The Matlab code [pois1.m], in this directory, solves the Poisson problem corresponding to laminar fully developed flow in a rectangular channel. You can adjust the number of grid points at will.
You do not have to modify this code in any way to do this homework! The point of the assignment is to have you address accuracy issues and graphical presentation styles.
Your task is this:
a) Demonstrate that you can get a solution that is accurate to at least 3 decimal places.
To do this, you will need to perform a grid refinement study. It is important that if you refine the grid in only one direction, the answer does not necessarily get better. Only by refining the grid in BOTH directions can you expect improvement.
You can monitor the predicted value of U at the midpoint of the duct. Estimate the error in each grid. Note that the FD method used is 2nd order accurate (a fact you need to estimate the error.)
b) For each grid you do, provide plots of the grid; a mesh plot of the solution; a contour plot showing the contours with values from 0 to .1 in increments of .01.

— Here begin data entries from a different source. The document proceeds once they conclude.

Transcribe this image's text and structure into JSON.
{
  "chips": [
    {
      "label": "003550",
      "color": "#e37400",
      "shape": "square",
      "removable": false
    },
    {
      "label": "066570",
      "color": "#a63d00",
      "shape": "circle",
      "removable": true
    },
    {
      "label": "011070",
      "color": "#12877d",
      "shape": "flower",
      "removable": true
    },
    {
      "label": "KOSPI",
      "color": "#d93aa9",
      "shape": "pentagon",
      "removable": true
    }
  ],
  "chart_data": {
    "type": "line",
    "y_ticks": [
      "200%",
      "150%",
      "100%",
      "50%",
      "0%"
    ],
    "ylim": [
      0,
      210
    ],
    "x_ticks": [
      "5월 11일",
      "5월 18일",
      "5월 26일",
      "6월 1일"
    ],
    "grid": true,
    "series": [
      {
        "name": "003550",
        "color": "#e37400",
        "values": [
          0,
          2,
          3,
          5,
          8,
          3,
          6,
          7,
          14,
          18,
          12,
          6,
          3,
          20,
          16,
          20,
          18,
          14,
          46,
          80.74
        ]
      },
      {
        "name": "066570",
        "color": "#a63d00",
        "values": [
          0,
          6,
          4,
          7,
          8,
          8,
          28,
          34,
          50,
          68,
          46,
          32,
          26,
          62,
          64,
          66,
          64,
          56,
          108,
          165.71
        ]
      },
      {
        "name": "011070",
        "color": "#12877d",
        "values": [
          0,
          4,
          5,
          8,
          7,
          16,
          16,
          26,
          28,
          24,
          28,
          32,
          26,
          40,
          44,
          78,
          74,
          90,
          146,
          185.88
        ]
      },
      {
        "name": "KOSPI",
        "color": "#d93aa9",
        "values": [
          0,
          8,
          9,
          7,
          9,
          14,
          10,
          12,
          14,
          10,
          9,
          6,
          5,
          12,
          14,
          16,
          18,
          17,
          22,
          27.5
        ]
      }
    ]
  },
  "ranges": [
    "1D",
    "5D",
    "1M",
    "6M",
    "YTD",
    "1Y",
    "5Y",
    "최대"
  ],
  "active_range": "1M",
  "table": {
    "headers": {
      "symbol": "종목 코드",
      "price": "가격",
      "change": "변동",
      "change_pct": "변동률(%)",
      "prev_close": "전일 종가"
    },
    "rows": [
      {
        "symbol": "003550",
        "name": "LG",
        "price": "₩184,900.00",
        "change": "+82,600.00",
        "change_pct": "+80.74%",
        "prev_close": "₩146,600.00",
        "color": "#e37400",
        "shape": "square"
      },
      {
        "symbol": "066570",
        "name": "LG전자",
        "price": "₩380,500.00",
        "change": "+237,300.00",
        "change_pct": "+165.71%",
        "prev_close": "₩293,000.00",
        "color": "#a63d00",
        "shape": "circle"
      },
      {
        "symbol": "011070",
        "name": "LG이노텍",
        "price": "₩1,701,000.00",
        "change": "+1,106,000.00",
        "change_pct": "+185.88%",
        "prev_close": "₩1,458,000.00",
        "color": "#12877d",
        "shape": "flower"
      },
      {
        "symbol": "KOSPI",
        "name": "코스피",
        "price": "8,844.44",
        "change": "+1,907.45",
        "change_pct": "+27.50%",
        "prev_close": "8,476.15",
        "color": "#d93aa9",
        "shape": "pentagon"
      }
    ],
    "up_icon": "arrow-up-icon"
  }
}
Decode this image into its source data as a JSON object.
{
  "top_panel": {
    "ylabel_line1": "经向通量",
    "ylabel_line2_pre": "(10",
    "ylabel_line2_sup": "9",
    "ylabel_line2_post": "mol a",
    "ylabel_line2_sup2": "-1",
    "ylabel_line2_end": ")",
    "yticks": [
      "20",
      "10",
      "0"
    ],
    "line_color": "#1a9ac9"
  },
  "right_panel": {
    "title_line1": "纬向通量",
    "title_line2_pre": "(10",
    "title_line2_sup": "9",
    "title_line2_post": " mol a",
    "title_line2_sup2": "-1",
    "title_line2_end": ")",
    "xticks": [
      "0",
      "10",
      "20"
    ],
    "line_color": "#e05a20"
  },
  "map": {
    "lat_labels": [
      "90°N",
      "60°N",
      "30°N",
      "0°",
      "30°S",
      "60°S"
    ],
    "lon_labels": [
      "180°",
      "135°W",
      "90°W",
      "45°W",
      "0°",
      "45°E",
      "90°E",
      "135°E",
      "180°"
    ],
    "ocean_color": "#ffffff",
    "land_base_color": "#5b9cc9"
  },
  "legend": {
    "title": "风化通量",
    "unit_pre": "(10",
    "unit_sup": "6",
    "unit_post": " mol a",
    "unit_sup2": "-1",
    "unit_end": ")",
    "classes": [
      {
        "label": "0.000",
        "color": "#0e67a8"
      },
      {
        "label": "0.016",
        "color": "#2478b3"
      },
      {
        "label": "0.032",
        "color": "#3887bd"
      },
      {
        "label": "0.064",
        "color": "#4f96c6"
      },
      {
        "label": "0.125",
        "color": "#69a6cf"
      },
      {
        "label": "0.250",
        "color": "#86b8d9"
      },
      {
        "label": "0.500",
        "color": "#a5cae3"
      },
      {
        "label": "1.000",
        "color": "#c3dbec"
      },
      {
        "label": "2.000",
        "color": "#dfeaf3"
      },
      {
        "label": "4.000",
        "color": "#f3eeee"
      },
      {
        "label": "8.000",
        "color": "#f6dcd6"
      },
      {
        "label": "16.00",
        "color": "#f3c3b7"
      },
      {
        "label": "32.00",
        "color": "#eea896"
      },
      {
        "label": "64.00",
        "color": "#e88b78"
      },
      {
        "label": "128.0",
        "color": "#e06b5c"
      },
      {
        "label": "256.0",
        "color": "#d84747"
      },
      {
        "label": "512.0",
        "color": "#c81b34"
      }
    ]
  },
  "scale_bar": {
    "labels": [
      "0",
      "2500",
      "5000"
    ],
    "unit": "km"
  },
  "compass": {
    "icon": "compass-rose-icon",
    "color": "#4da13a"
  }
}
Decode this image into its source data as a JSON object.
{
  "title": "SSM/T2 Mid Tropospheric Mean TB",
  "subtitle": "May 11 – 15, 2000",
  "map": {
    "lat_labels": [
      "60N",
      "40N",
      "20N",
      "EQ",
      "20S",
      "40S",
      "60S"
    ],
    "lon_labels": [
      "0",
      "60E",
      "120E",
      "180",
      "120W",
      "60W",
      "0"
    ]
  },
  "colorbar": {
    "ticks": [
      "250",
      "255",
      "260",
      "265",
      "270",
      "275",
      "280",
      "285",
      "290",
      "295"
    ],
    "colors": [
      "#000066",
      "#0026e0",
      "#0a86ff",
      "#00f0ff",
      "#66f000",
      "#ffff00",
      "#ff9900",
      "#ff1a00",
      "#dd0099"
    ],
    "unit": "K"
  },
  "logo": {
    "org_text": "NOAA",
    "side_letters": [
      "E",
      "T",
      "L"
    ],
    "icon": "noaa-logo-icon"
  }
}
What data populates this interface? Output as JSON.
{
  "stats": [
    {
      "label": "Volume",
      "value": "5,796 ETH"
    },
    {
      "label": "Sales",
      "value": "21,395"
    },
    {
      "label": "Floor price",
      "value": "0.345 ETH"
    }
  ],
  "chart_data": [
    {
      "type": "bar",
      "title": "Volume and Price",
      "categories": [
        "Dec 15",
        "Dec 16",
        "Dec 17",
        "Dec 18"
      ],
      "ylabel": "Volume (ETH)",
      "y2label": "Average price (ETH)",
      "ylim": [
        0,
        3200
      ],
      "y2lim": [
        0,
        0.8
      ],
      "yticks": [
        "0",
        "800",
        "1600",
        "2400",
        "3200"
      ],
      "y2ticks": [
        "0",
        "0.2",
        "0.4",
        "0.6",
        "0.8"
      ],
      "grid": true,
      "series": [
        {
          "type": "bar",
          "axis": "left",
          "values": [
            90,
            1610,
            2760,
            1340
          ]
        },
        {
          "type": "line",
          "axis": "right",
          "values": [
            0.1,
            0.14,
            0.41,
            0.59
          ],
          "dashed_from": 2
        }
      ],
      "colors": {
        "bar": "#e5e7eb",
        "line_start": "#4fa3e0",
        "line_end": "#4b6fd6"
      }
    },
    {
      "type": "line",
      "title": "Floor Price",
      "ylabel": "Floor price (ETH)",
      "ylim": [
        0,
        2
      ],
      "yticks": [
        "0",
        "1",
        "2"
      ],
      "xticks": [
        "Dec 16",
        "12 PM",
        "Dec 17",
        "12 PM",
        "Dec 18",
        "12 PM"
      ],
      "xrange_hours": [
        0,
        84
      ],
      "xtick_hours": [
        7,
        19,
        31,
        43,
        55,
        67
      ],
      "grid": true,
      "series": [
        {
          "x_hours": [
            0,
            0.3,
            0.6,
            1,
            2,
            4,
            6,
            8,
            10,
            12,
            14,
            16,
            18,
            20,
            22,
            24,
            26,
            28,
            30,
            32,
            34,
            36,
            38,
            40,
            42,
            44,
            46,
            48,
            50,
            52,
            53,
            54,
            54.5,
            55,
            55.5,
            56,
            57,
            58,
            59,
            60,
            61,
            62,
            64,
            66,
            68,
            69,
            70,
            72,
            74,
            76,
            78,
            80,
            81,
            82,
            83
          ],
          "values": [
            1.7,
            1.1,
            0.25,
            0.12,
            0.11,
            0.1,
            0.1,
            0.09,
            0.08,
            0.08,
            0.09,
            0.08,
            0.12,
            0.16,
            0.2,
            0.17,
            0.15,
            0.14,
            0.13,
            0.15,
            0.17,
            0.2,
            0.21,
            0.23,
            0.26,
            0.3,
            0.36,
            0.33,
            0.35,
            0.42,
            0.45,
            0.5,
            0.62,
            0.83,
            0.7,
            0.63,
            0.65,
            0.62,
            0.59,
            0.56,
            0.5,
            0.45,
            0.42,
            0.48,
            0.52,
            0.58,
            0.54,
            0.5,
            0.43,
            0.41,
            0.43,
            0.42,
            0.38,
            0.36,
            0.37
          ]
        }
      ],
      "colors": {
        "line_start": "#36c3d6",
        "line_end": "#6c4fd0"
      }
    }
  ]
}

Take care that the scale of all plots be the same (You can control this with the "axis" command in matlab.)
c) Construct an x-y plot showing U(x, .5), i.e. the velocity distribution in x at the mid-height of the duct. On one such figure, put results of all your grids (labeled so I can tell what's what.) The point of this is that x-y plots are more effective tools for comparing solutions than either mesh or contour plots: because you can read it, and see the differences.
d) Report the CPU time as a function of the number of grid points. You can do this with "tic/toc" or "cputime". Is CPU time proportional to the number of grid points, or does it go up faster than that?
What is the largest problem you can run? (and why?)